So, what I would suggest is starting 10 separate queues,
not concurrent, with 2 threads per queue (the default). Your temp plotting directory will be on the 4TB SSD, and the final destination folder will be to one of the HDDs. I'm assuming for the purposes of this post that you have the following drive letters:
C: = OS (not used for Chia, other than for holding the main app and blockchain -- you really should get a 256GB or larger SSD IMO)
D: = Plotting SSD (make sure this is actually in the primary M.2 slot that has the direct link to the CPU for performance reasons)
E: = SATA 4TB HDD1
F: = SATA 4TB HDD2
G: = USB 16TB HDD3
H: = USB 16TB HDD4
- Start the first queue, give it a name (like "D1toE1" or whatever your drive letters are), and put maybe 10 plots into this queue. Start it.
- Wait about 1-2 minutes, then repeat the above with a new name ("D2toF1"), start it.
- If you have the two external drives, do two more queus spaced about a minute apart ("D3toG1" and "D4toH1"), each with 10 plots.

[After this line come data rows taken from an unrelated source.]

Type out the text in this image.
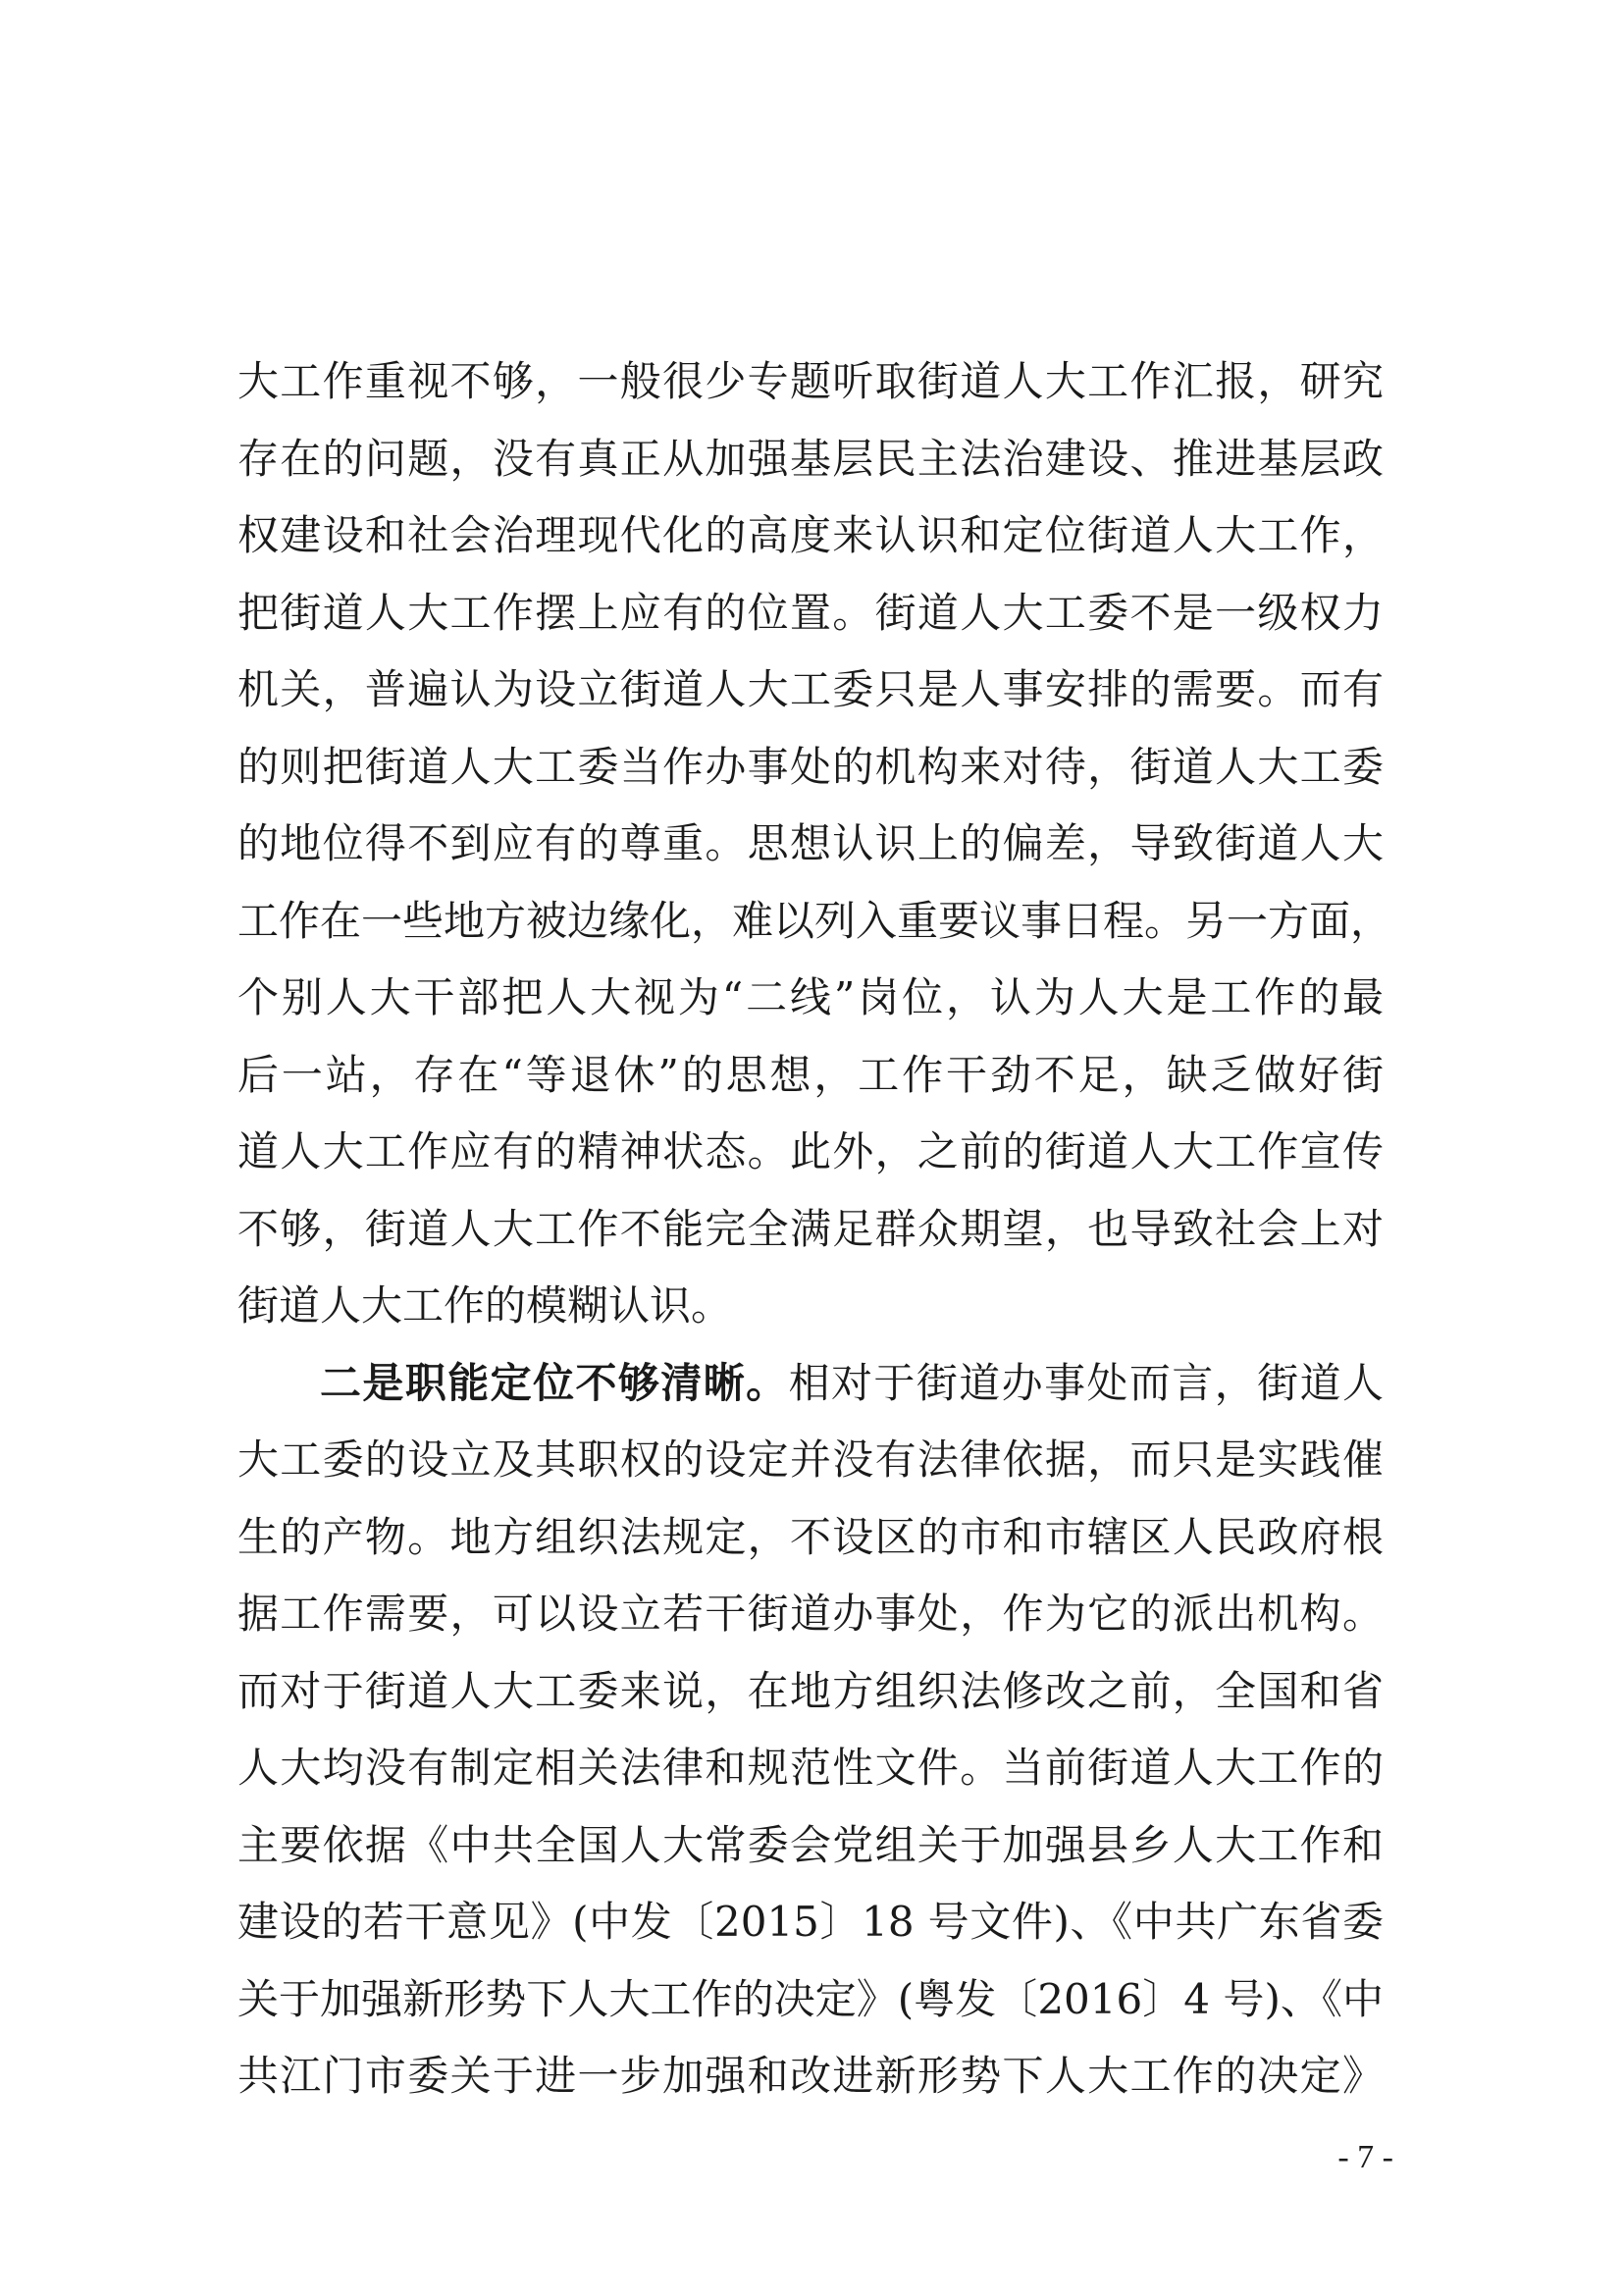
大工作重视不够，一般很少专题听取街道人大工作汇报，研究
存在的问题，没有真正从加强基层民主法治建设、推进基层政
权建设和社会治理现代化的高度来认识和定位街道人大工作，
把街道人大工作摆上应有的位置。街道人大工委不是一级权力
机关，普遍认为设立街道人大工委只是人事安排的需要。而有
的则把街道人大工委当作办事处的机构来对待，街道人大工委
的地位得不到应有的尊重。思想认识上的偏差，导致街道人大
工作在一些地方被边缘化，难以列入重要议事日程。另一方面，
个别人大干部把人大视为“二线”岗位，认为人大是工作的最
后一站，存在“等退休”的思想，工作干劲不足，缺乏做好街
道人大工作应有的精神状态。此外，之前的街道人大工作宣传
不够，街道人大工作不能完全满足群众期望，也导致社会上对
街道人大工作的模糊认识。
二是职能定位不够清晰。相对于街道办事处而言，街道人
大工委的设立及其职权的设定并没有法律依据，而只是实践催
生的产物。地方组织法规定，不设区的市和市辖区人民政府根
据工作需要，可以设立若干街道办事处，作为它的派出机构。
而对于街道人大工委来说，在地方组织法修改之前，全国和省
人大均没有制定相关法律和规范性文件。当前街道人大工作的
主要依据《中共全国人大常委会党组关于加强县乡人大工作和
建设的若干意见》(中发〔2015〕18 号文件)、《中共广东省委
关于加强新形势下人大工作的决定》(粤发〔2016〕4 号)、《中
共江门市委关于进一步加强和改进新形势下人大工作的决定》
- 7 -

- You now have four queues that are each 10 plots deep running at the same time, using about 8 of the CPU threads.
- Now, because you only have 4 HDDs, I'd wait 10-15 minutes and then repeat the above, once again for each HDD.
- That brings you up to eight concurrent queues that are ten deep (16 threads in use, about 800-1000GB/s of writes to the SSD).
- Wait 15-20 more minutes and start the final two queus ("D9toG3" and "D10toH3" or whatever -- not that the queue names really matter, but it will help you figure out what's going where in the GUI).
You could start these other queues whenever, but the main issue is when the plots are done, the PC needs to copy them all to the HDD. 101.4GiB of data at a rate of maybe 100-150 MB/s will take 12–18 minutes, and if you have multiple queues ending at the same time for the same drive, you'll increase the bottleneck on the HDD. There are ways to do all of this from the command line as well, but that's more complex so I'm not going to try to figure that out.
How long will it take to complete all those plots? I'm not entirely sure, as it will depend on the final SSD speed, CPU speed, RAM speed, and HDD speed during the process. Most likely it will take less than 8 hours per cycle through the queues, meaning you'd do more than 30 plots per day, but it's possible the SSD when tasked with ten separate plots will slow down a bit (should be around 1GB/s of writes, which it can handle ... but can it sustain that over the long haul? I don't know). If you get it all up and running per these instructions, I'd love to hear your feedback on final plotting times the system sustains. We also have some people (our RAM and SSD reviewers) working to determine how much speed you need on each of those and how it scales. But that will take some testing so we'll have future articles on those subjects.